February 12, 2014

wgbh, february 2014

Boston Nonprofit ‘Rescues’ Food Waste For Needy Families
By Adam Reilly
February 11, 2014

It’s just before noon on a recent Friday when Meg Kiley pulls up behind the Whole Foods in Charlestown. Once she’s parked her modestly sized white truck, she heads straight for the loading dock.

Out comes a cart that’s packed with a bevy of fresh foods. There are gallons of milk, bright yellow bananas, and tomatoes that look like they just came off the vine — along with enough avocados to whip up a vat of guacamole.

All of it is perfectly edible — but because of aesthetic flaws and looming expiration dates, it’s unlikely to sell. For Kiley and her employer, the local food rescue organization Lovin’ Spoonfuls, that is good news.

“When I’m collecting food, a lot of times I’m amazed a lot of times at the quality, honestly, of what may have been thrown out,” Kiley said. “I think there’s a right to eat well. And if that food is gonna get tossed anyway, there’s no reason why somebody who could really appreciate it shouldn’t get it.”

That’s where Lovin’ Spoonfuls comes in. The six-person nonprofit, which operates out of a tiny office on Commonwealth Avenue, has a simple mission: Save good food before it’s thrown out, and get it to people who might otherwise go hungry.

“We’re wasting over 40 percent of the food we produce in this country, over a third around the world,” said Ashley Stanley, Lovin’ Spoonfuls’ founder and executive director. “And if you pair that that with the fact that 49 million Americans who don’t know where their next meal is coming from, the miles between those two numbers is so far.”

As Stanley tells it, the organization exists largely because of an epiphany she had back in 2009.

“Over the holidays, we’re sort of inundated with this idea of charitable giving and the charitable push, — ‘There’s not enough’ — whether it’s food, money, clothing, toys,” she said. “The constant push, whether it’s television, newspapers, radio – ‘there’s not enough, give what you can.’ I was eating lunch at a small restaurant in Wellesley. I was full before I’d gotten the next plate of food, and for that one moment I looked at the plates on the table, and there was enough — not just enough for me, but there was enough probably to feed five or six people on that table. And then I thought, this can’t be the only table and the only restaurant which has enough. Which sort of naturally gave its way to thinking, is that statement of ‘there’s not enough’ accurate?”

In the days that followed, Stanley says, she tried to learn everything she could about the phenomenon of food waste — and was shocked by what she found.

“The amount of food we’re wasting equals over $167 billion for the retail value each year,” she said. “And then we look at the environment, and we’re using 300 million barrels of oil to grow and incinerate food that we’re wasting. If you can think the Rose Bowl — which is such a powerful image, it’s a 95,000 seat arena — and if you were to fill it with fresh produce every day and light it on fire, that’s the rate that we’re wasting food.”

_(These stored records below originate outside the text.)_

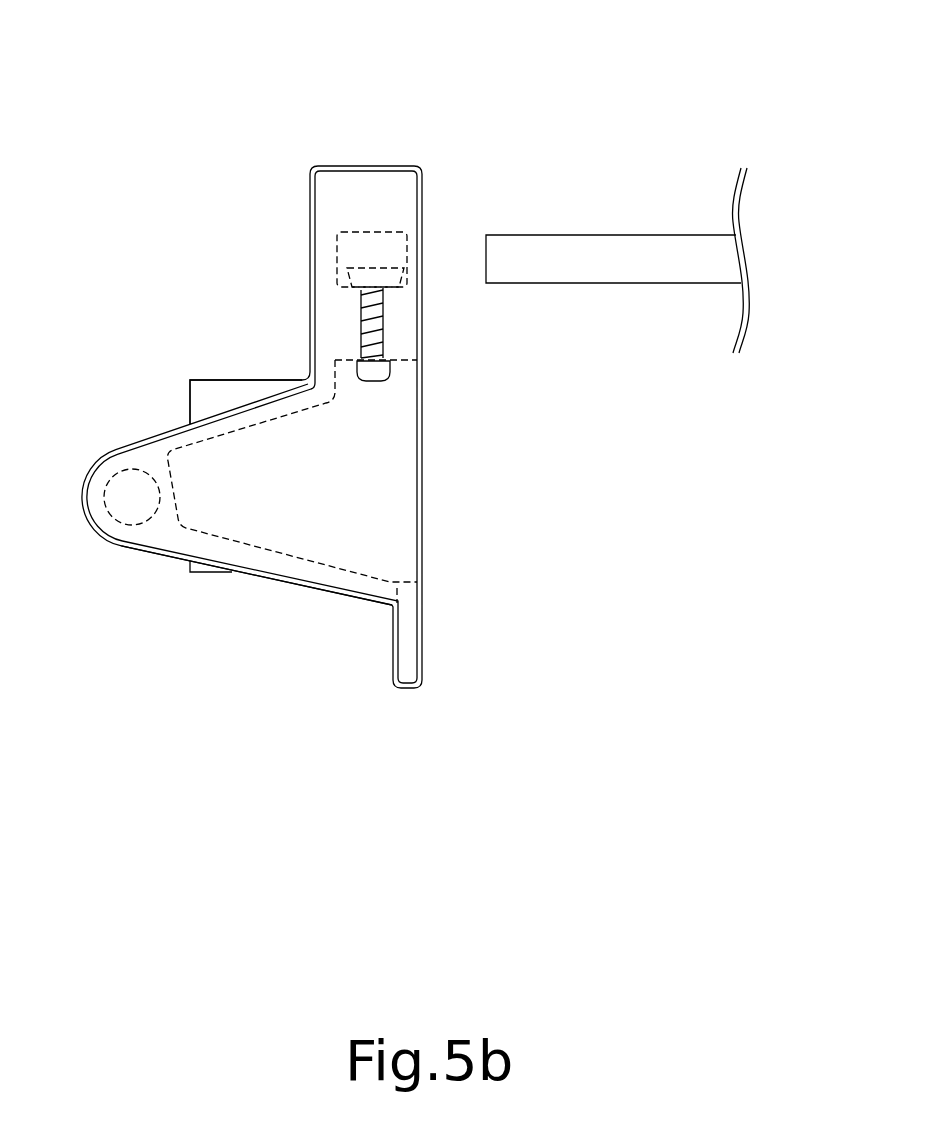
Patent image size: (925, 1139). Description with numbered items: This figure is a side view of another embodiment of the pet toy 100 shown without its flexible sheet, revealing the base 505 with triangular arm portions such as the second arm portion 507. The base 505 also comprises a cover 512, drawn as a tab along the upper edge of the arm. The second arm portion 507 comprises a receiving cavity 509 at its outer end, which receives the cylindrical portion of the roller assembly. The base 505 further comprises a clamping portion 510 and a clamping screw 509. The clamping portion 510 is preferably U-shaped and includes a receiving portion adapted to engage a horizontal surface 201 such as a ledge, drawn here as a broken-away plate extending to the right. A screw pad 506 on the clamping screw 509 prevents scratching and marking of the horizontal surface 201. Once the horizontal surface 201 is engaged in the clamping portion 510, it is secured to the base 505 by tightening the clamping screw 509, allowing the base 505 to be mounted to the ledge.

The mounting assembly 100 is at (187, 63).
The horizontal surface 201 is at (624, 271).
The base 505 is at (323, 491).
The screw pad 506 is at (345, 270).
The second arm portion 507 is at (255, 575).
The clamping screw 509 is at (118, 472).
The clamping portion 510 is at (407, 230).
The cover 512 is at (190, 380).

Armed with that knowledge, and an accompanying sense of urgency, Stanley launched Lovin’ Spoonfuls. Four years later, the organization’s growth has been impressive. Stanley says Lovin’ Spoonfuls rescues an average of 15,000 pounds of food every week — with more than 1 million pounds total rescued so far.

The roster of donors includes bigger and smaller grocers, local farms, and restaurants like Flour Bakery + Café — who get a tax break and some good PR. The rescued foodstuffs go a bevy of charitable organizations, including Rosie’s Place and the Pine Street Inn. After her stop at Whole Foods, Kiley heads to Project Soup, an emergency food pantry in East Somerville. The drop-off is quick, with Kiley and Project Soup’s Nina Siciliano ferrying everything from truck to pantry in a matter of minutes.

As Kiley climbs back in the truck and drives off, Siciliano gives her take on what today’s Lovin’ Spoonfuls drop-off means.

“It’s very important,” Siciliano said. “It’s what keeps our doors open. Today we’ve got milk, we’ve got potatoes, fresh peppers, avocados, oranges, apples — we got a nice variety today.”

And how quickly will that stuff go to people who are clients?

“We could service anywhere between five to 15 and 20 families a day, and we’re here six days a week,” she said. “So it may last us a day or two. And it’ll go.”

But after it’s gone — Lovin’ Spoonfuls will be back.